Dalhousie

Dalhousie awaits HRM approval for joint arena

Dalhousie awaits HRM approval for joint arena
The Dalplex will be renovated. The timeline is up in the air (Photo by Jasspreet Sahib)
written by Ian Froese
November 20, 2013 2:00 pm
The Dalplex will be renovated. The timeline is up in the air (Photo by Jasspreet Sahib)

The Dalplex will be renovated. The timeline is up in the air (Photo by Jasspreet Sahib)

The saga to renovate Dalhousie’s athletic facilities is ongoing, with several factors yet to be determined.

As work toward renovating the aging Dalplex, on top of building a companion fitness facility, is in the preliminary stages, the university has decided where to build a new rink.

The university’s board of governors decided in July that their best option would be to build two ice surfaces with Saint Mary’s University and the HRM on neighbouring land.

If the city does not help fund a shared arena, Dal would then erect a standalone rink on its own property, said Nathan Rogers, Dal’s assistant director of capital planning.

“But all our efforts are toward the two-pad,” he said.

HRM council was expected to review the rink proposal in September, but those conversations did not occur. Instead, Brad Anguish, HRM director of community and recreation services, anticipates that council will review the proposal in February around the time the city reveals its next budget.

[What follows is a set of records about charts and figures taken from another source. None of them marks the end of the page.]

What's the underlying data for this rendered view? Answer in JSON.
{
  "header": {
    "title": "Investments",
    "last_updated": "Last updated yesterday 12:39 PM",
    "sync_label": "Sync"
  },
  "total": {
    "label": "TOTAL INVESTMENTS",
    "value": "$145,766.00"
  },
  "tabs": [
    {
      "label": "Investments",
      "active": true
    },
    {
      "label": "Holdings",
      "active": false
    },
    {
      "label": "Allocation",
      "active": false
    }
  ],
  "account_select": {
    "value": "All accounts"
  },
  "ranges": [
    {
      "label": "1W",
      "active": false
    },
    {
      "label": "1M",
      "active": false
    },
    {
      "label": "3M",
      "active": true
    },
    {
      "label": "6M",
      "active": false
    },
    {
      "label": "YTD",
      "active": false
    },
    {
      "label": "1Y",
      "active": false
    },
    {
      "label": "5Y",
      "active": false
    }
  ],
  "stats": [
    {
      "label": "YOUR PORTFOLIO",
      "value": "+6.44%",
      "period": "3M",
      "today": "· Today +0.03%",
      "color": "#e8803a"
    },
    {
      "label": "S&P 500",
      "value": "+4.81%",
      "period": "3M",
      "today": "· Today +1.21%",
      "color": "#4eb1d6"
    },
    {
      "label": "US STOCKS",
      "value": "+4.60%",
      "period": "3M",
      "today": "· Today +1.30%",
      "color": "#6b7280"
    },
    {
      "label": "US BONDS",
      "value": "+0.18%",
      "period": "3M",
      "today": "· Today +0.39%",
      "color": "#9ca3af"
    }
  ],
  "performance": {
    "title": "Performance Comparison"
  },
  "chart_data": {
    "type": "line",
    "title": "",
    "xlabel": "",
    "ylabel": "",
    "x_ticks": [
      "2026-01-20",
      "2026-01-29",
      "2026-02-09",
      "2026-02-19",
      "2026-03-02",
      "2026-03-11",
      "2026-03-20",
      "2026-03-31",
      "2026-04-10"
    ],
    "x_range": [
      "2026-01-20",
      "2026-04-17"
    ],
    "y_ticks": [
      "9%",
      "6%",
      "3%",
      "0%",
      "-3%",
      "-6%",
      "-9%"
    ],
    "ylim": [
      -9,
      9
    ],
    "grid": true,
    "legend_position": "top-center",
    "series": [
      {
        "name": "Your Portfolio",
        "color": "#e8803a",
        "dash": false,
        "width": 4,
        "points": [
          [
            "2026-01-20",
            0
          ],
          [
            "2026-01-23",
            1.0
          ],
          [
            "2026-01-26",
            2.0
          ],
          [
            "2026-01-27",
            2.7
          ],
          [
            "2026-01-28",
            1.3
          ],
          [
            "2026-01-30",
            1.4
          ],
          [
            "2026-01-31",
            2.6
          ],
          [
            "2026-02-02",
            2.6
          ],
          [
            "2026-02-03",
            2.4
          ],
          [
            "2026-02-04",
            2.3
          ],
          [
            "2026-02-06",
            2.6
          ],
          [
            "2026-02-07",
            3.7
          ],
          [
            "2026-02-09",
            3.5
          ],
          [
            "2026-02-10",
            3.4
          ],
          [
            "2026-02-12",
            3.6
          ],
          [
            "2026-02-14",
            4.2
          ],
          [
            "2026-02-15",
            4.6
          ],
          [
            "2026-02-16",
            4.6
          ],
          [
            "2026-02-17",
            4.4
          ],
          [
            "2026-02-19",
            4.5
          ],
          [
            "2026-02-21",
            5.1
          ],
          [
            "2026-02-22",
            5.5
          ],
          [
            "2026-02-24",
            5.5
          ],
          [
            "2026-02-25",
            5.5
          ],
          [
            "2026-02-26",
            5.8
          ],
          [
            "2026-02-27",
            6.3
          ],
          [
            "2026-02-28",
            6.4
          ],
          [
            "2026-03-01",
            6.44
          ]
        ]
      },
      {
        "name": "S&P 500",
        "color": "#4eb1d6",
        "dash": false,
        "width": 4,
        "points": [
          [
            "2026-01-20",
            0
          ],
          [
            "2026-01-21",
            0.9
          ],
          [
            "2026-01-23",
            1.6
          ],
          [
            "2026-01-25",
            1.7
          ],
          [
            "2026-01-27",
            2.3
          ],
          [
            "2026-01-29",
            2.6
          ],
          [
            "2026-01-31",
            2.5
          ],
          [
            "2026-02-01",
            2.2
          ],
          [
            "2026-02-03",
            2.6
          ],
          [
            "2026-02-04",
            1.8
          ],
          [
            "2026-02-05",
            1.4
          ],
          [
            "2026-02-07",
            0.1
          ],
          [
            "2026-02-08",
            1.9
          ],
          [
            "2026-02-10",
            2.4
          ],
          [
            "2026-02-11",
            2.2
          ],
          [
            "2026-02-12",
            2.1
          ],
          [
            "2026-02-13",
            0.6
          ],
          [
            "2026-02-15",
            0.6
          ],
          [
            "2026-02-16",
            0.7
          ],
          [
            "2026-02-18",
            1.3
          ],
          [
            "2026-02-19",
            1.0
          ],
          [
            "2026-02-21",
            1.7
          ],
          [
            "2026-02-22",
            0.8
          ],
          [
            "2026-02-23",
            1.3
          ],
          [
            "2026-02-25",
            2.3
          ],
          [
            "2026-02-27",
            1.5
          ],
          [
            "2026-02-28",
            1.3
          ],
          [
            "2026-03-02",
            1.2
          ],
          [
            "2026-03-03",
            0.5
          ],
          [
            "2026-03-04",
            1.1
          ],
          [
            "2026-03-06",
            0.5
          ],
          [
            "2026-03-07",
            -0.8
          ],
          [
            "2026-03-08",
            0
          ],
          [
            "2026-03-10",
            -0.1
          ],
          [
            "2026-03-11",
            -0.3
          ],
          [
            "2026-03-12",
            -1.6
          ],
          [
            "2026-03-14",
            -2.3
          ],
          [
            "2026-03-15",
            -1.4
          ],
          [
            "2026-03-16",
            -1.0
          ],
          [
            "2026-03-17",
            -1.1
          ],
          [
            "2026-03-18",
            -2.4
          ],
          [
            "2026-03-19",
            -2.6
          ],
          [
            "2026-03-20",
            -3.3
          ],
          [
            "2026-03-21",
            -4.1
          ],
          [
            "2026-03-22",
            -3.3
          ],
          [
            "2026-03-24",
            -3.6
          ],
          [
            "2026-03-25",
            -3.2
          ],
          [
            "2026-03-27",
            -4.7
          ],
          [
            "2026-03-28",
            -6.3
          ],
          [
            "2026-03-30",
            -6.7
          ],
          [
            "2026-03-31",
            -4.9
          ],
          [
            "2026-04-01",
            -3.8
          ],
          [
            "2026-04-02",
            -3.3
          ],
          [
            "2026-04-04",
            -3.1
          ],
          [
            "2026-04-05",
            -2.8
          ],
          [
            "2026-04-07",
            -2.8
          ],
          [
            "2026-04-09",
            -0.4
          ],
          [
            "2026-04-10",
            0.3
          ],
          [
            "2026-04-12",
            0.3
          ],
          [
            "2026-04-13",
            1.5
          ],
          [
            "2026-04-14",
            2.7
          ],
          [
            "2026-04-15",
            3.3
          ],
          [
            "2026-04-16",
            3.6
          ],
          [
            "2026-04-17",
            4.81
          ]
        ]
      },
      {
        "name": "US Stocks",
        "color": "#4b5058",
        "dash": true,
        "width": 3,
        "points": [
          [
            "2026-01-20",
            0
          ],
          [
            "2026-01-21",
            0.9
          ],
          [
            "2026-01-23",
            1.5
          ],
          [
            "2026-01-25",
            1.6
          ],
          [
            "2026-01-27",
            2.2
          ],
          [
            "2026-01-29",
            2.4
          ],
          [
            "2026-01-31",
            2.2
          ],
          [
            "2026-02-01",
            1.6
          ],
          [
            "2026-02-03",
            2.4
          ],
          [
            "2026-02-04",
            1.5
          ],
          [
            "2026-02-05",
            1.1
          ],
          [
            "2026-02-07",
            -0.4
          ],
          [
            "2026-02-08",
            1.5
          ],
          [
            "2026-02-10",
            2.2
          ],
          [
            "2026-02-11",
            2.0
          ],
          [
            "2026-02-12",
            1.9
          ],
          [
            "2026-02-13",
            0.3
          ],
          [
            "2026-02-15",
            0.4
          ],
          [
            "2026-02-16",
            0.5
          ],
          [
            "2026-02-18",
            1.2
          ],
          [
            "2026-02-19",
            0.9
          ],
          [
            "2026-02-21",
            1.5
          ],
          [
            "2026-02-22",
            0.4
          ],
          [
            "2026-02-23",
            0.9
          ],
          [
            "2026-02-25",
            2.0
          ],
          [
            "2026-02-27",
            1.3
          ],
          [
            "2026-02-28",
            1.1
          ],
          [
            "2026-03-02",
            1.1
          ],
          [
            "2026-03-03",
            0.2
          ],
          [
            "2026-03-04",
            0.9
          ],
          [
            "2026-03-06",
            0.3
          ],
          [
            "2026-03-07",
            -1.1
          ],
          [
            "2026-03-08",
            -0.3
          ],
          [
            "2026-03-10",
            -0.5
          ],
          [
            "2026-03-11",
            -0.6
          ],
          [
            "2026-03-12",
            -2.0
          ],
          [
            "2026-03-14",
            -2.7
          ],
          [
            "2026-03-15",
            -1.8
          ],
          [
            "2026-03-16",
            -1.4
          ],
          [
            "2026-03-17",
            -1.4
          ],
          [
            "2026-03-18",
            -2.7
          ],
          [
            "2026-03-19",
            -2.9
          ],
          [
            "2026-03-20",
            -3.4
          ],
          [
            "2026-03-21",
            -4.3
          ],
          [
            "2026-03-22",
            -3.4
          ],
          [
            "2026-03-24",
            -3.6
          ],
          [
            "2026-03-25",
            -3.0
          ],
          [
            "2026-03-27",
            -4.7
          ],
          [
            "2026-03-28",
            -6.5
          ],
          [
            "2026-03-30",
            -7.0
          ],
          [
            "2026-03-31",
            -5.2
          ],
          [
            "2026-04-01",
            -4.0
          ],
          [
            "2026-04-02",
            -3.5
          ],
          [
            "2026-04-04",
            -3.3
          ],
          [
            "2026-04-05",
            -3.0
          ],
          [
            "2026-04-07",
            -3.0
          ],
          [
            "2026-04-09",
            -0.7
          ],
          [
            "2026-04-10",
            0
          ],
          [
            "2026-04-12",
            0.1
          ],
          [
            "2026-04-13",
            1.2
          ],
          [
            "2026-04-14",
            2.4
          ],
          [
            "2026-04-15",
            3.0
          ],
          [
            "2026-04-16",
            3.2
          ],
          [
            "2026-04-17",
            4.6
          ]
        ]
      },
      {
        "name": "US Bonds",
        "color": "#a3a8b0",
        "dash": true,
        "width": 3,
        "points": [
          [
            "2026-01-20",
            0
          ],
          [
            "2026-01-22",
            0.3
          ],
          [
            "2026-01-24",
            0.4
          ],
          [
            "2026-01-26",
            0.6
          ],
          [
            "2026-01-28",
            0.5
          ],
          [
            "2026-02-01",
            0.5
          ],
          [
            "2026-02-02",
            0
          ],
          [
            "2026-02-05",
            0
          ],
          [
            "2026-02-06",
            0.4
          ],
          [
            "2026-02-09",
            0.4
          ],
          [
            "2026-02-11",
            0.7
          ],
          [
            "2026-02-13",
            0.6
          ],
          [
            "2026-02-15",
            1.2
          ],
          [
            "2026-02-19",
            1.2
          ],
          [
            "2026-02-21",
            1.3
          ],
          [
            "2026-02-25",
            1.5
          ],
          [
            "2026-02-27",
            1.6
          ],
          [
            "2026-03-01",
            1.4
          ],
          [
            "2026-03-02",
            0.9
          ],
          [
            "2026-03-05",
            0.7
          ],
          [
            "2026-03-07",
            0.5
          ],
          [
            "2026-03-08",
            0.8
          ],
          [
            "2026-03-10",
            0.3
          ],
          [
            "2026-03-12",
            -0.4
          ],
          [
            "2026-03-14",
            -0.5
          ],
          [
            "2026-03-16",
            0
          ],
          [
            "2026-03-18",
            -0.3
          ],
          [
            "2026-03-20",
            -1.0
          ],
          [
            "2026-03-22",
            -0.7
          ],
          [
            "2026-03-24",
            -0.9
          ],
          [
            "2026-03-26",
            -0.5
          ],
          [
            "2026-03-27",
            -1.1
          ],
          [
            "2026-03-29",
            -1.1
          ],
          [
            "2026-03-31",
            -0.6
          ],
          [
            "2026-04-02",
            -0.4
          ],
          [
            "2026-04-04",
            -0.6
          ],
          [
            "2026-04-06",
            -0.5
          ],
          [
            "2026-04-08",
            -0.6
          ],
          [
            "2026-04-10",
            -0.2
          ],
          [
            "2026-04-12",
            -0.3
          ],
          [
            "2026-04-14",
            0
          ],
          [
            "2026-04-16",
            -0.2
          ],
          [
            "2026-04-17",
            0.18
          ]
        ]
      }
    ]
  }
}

A decision to support a joint rink would likely alter HRM’s long-term arena strategy, which suggested closing three small arenas on the peninsula for a consolidated four-pad at the Halifax Forum.

Anguish said the city is open to the possibility.

“It may not take the form that [the universities] originally may have thought of, but that doesn’t mean it isn’t a better idea,” Anguish said. “I wouldn’t call it in a conflict, it’s a different flavour, a different approach to providing ice on the peninsula.”

The joint effort between the neighbouring universities will only succeed, said Rogers, if the province provides the land—a parking lot south of the IWK Health Centre—for free.

Anguish is confident the province will agree to the exchange, despite the recent change in governing party.

Proposed drawings and an estimated budget for the rink to replace the Memorial Arena, shuttered in 2011, have not been made yet.

Dal currently rents the Halifax Forum for its men’s hockey team and recreation offerings. The women’s hockey team plays at SMU’s outdated Alumni Arena.

Dal, architects differ on fitness facility story

Meanwhile, precursory work continues on a new fitness complex and renovated Dalplex, although the university and architects provided clashing accounts of the project’s status.

George Cotaras, managing principal of Halifax-based Fowler Bauld & Mitchell Ltd., told the Gazette the project was “put on hold” this summer as the school’s board of governors explored more possibilities. He then directed further questioning to Rogers.

Rogers did not agree that the project has been delayed.

“No. I don’t think that’s fair, necessarily,” he said.

“We’re taking our time in terms of what exactly the project will look like.”

According to a Gazette report last April, a consultation session was scheduled for this September after designs had been drawn and the board of governors chose a location for the fitness complex—neither of which happened, Rogers confirmed.

However, David Miller from partnering MacLennan Jaunkalns Miller Architects, told the Gazette not only that work continued this fall, but that the Eliza Ritchie residence, adjacent to the Dalplex, would be demolished in favour of the fitness facility.

Like Rogers, Dal’s board of governors member Wadih Fares, the chair of capital projects and facilities committee, said a location has not been selected. He expects significant developments on the project in 2014.

It has been anticipated that the fitness facility would either be located where the residence currently stands or the former Memorial Arena site, now a parking lot west of the under-construction LeMarchant mixed-use facility.

If the architect is correct, the fitness complex, pitched as a state-of-the-art compound, will be south of South Street. The option was rejected by the university’s neighbours as a community disruption at the last consultation session in April.